The Court’s Decision
Judge Leinenweber compelled arbitration of the claims of living, Illinois resident petitioners and ordered the respondents to pay the AAA arbitration fees. He first concluded that the arbitration agreements are valid between Samsung and those who actually are its consumers. Id. at 21-22. Second, he noted that as to the petitioners that respondents suspected were either deceased or not Illinois residents, he explained that petitioners’ counsel used Samsung’s own customer list to remove ineligible petitioners. Id. Third, he determined that the arbitration agreement left questions of arbitrability to the arbitrator, thereby declining to rule on respondents’ argument that the collective action waiver in the agreement applies to mass arbitrations, which would bar petitioners’ claims with the AAA. Id. at 25. Finally he ruled that he had the authority to construe and enforce the AAA’s rules about arbitration fees, and determined that respondents are required to pay approximately $4.13 million in fees. Id. at 30, 33-34.
Implications For Employers
As corporations who employ large numbers of individuals in their workforces know, agreements to arbitrate claims related to employment-related disputes are common. They serve the important strategic function of minimizing class action litigation risks.
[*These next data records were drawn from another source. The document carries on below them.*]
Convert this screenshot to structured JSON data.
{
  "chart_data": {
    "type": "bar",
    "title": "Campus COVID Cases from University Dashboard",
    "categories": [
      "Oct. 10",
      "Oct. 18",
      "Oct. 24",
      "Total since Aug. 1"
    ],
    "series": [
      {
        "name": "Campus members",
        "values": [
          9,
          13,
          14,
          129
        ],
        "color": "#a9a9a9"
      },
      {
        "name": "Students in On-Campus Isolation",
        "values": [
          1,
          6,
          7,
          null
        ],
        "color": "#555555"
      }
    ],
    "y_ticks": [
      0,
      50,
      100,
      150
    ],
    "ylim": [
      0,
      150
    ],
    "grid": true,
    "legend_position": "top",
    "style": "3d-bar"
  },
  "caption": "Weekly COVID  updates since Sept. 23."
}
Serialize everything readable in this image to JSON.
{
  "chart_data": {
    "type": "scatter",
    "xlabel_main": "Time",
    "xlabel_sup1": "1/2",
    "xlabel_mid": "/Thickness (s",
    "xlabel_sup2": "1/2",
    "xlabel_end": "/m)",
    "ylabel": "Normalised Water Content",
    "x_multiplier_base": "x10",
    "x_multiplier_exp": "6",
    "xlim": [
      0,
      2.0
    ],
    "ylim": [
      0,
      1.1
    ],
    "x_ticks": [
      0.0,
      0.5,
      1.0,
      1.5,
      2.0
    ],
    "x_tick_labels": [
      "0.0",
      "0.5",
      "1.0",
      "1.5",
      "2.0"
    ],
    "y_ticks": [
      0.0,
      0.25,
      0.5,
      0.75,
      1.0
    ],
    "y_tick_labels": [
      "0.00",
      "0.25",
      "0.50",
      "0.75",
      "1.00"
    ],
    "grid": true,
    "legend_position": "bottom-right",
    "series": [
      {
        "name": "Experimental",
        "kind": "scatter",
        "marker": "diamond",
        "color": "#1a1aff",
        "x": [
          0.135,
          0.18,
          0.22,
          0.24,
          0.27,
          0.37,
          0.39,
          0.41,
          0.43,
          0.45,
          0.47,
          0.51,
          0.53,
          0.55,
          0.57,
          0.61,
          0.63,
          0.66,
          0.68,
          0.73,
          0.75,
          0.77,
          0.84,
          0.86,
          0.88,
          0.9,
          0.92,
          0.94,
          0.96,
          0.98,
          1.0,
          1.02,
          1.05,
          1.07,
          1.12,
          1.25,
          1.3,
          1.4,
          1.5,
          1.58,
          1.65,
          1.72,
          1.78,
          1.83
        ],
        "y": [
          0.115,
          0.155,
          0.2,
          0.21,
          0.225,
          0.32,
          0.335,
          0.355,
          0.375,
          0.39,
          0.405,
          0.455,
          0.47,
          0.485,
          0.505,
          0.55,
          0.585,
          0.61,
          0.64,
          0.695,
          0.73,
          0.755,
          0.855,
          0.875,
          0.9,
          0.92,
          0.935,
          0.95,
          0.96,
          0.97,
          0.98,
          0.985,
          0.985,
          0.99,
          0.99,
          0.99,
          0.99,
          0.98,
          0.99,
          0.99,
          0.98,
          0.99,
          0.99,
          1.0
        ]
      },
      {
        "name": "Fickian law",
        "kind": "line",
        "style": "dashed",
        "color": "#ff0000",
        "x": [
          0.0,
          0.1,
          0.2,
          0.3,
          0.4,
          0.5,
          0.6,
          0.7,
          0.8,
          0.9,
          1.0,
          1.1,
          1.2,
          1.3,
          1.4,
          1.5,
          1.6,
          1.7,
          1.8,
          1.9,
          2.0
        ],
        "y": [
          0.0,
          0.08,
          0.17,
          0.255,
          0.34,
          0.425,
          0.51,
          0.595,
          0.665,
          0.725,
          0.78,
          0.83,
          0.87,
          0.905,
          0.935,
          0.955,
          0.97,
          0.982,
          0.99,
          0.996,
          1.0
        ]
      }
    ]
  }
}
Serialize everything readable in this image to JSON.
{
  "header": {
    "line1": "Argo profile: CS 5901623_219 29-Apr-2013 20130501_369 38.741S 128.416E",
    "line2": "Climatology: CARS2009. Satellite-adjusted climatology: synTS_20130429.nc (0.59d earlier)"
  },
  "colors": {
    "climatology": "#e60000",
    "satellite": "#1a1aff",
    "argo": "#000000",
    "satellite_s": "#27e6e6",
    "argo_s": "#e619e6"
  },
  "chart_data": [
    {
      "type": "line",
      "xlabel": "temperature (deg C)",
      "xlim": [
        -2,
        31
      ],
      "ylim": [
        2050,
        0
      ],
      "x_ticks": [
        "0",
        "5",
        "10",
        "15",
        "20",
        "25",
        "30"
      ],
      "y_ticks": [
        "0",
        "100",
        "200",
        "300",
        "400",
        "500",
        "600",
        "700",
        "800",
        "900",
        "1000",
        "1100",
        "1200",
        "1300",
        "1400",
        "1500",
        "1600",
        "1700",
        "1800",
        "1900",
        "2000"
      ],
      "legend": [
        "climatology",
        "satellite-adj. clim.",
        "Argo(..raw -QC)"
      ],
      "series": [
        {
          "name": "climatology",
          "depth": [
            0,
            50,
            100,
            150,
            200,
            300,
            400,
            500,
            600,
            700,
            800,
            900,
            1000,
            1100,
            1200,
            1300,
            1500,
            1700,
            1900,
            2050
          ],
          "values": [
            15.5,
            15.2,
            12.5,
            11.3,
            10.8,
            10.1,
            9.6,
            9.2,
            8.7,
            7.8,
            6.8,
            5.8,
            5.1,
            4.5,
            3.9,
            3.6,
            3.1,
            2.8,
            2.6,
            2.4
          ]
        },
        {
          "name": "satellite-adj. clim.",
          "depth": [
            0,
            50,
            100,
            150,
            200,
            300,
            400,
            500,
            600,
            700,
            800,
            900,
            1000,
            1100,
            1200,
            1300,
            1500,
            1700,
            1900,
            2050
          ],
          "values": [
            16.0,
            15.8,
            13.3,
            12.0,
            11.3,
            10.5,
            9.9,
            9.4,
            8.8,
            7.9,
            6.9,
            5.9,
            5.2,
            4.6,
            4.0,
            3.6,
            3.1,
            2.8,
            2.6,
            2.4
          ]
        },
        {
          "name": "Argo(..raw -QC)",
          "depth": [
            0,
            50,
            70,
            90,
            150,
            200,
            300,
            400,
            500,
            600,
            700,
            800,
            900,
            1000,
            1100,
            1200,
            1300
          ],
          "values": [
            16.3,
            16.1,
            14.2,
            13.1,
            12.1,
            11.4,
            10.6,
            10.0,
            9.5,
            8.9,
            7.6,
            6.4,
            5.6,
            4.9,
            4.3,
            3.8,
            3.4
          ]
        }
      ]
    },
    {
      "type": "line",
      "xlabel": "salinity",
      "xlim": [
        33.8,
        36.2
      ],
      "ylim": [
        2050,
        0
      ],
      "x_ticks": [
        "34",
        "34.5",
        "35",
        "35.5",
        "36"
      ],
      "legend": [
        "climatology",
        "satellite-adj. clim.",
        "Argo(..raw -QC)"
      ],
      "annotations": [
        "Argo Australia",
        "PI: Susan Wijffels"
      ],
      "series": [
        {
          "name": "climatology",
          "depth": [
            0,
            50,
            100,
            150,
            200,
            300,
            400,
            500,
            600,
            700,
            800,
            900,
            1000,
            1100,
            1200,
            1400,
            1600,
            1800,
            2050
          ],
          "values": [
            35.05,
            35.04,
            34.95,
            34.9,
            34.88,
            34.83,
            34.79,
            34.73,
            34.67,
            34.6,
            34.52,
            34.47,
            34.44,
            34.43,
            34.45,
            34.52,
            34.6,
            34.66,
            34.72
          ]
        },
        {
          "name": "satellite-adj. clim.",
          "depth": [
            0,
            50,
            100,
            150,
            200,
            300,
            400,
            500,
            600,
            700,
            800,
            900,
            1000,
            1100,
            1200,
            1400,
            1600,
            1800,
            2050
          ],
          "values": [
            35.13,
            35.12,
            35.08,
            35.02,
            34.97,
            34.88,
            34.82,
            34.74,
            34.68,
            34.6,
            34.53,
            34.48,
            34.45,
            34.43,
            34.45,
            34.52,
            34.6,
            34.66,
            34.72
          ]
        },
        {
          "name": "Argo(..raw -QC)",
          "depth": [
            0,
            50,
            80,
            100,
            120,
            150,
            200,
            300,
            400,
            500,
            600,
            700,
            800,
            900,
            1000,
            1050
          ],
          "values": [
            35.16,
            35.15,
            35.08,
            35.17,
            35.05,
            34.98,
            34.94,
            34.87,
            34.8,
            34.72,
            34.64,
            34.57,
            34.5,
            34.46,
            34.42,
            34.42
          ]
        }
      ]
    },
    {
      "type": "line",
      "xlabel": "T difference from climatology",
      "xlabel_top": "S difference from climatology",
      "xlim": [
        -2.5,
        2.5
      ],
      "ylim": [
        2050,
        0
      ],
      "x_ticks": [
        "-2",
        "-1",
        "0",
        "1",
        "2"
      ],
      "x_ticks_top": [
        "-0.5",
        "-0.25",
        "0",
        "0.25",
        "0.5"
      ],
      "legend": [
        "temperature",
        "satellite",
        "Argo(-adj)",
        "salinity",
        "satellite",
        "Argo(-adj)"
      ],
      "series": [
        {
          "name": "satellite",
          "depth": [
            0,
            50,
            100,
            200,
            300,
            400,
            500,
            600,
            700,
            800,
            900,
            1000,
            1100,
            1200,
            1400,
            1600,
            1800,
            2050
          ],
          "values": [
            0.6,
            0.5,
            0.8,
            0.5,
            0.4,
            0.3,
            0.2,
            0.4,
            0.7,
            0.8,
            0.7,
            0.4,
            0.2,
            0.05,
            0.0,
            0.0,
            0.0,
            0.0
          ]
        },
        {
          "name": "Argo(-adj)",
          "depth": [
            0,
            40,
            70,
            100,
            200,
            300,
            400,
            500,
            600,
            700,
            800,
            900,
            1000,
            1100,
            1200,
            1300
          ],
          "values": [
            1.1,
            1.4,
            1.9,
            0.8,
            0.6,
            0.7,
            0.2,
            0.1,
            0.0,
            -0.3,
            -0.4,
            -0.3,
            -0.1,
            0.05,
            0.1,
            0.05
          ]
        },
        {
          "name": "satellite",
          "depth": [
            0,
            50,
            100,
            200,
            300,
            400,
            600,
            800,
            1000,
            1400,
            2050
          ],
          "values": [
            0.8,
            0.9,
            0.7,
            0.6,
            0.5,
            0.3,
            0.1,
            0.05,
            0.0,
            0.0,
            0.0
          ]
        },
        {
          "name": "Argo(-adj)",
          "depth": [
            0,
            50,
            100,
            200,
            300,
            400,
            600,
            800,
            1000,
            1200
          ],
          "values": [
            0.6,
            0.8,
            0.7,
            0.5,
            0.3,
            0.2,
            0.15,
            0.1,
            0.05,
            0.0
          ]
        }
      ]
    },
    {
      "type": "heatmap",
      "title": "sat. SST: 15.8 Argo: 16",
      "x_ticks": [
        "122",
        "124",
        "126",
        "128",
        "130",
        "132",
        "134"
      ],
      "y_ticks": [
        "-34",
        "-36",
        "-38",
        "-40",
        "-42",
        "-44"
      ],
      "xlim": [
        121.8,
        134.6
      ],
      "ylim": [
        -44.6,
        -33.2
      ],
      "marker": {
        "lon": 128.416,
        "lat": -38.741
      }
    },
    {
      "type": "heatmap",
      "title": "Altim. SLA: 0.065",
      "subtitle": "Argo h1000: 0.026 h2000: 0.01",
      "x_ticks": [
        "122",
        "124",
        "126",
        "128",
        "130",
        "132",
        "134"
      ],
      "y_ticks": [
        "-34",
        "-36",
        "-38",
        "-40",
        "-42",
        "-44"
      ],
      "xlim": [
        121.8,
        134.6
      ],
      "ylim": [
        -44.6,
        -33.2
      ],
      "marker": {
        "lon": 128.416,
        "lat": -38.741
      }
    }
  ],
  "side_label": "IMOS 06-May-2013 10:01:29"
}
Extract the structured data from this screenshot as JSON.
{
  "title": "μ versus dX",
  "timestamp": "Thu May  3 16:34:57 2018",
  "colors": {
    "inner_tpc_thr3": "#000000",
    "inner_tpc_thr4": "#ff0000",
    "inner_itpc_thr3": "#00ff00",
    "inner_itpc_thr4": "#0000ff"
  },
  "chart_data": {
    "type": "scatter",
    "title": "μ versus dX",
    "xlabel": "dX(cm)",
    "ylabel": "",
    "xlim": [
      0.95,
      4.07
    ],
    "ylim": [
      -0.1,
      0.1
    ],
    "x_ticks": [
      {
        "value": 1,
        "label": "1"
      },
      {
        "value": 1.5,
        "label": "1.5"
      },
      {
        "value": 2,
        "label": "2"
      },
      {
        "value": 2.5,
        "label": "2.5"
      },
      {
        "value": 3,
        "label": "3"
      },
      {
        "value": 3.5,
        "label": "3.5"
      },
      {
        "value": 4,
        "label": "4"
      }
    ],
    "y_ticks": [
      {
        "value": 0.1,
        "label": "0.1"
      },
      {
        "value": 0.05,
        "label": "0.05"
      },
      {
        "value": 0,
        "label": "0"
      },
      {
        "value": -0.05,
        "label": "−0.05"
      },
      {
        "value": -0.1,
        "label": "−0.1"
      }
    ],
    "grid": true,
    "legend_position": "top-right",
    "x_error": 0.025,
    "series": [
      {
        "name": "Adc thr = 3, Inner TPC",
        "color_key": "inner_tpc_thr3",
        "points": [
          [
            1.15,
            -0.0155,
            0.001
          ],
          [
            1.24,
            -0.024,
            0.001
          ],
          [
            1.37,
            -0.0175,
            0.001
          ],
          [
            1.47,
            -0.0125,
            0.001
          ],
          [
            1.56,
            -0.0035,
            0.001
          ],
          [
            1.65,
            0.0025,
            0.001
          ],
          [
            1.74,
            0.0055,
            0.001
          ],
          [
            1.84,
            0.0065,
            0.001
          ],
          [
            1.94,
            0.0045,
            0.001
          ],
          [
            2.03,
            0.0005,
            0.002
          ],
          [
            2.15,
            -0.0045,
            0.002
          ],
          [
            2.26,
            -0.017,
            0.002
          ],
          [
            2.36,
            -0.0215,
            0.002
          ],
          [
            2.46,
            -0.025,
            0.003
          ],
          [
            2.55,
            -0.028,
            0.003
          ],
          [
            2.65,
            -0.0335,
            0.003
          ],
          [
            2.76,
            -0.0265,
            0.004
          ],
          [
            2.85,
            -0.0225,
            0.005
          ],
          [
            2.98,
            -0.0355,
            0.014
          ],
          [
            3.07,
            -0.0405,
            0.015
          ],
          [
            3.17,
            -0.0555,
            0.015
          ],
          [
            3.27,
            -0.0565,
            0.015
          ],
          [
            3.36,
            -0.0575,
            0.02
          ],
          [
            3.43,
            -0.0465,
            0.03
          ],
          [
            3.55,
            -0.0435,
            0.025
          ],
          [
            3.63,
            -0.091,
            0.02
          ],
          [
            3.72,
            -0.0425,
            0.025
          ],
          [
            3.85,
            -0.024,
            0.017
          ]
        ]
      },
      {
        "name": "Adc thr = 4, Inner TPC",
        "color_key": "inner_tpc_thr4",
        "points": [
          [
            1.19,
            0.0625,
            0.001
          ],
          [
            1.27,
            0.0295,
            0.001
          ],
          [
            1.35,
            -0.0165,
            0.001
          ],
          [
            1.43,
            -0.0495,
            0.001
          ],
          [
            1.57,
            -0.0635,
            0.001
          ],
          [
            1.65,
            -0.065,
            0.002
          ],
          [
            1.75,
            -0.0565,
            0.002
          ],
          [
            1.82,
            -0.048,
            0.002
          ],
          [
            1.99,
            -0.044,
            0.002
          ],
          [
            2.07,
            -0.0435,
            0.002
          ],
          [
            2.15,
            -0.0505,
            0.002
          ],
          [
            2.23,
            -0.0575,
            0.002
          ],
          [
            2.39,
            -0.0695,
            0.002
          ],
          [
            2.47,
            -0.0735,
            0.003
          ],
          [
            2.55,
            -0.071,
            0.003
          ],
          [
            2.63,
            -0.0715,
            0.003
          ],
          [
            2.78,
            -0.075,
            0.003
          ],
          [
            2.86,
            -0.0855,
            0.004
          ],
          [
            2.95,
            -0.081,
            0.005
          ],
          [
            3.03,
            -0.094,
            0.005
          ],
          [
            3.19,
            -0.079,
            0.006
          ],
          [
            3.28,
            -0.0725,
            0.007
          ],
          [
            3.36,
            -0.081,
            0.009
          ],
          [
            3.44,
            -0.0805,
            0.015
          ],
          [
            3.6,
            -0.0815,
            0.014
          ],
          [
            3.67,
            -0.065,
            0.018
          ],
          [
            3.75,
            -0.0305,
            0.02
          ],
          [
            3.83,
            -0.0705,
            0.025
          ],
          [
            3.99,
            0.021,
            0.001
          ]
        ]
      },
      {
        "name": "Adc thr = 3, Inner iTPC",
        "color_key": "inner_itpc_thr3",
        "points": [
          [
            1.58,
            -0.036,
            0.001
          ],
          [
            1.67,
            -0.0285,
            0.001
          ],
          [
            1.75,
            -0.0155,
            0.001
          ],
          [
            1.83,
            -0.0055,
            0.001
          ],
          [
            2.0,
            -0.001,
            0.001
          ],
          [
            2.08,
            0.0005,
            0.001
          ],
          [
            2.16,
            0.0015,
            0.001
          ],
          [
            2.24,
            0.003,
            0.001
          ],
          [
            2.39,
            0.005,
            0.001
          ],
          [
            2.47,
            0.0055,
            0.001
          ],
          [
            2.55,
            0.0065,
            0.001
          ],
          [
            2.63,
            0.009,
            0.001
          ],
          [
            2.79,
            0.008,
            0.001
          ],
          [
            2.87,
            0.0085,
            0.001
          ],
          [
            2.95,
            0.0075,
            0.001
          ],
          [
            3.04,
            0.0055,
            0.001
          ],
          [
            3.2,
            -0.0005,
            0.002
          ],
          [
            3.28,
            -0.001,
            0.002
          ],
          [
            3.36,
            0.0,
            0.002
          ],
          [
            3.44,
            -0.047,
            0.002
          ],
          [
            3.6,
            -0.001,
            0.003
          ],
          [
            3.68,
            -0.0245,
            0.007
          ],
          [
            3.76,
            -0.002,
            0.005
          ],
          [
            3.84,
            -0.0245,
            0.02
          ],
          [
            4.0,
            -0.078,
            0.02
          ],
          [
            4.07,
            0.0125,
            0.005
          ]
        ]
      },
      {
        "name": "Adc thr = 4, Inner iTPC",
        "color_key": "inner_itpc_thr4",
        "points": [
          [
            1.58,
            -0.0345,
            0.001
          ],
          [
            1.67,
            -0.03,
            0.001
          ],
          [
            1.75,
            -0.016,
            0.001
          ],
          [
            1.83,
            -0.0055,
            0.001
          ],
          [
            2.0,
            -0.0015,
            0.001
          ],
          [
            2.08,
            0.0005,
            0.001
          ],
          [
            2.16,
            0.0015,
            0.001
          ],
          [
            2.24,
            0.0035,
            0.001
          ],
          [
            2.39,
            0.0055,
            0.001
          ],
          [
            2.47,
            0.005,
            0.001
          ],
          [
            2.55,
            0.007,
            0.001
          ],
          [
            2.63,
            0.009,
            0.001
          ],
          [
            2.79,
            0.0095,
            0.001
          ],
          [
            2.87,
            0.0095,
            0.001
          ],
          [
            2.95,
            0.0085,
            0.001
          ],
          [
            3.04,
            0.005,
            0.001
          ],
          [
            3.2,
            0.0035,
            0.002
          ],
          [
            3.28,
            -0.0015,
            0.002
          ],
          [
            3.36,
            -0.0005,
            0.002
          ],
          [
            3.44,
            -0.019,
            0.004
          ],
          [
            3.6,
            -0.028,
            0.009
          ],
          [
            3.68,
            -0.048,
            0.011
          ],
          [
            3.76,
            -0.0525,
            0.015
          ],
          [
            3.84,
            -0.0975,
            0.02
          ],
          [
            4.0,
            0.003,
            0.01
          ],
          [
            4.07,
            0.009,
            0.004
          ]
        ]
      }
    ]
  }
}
But corporate counsel also are aware that increasingly, plaintiffs’ attorneys have come to understand that arbitration agreements can be used to create leverage points for their clients. Mass arbitrations seek to put pressure on respondents to settle claims on behalf of large numbers of people, even though not via the procedural vehicle of filing a class or collective action lawsuit. As a result, corporate counsel should carefully review arbitration agreement language with an eye towards mitigating the risks of mass arbitrations as well as class actions.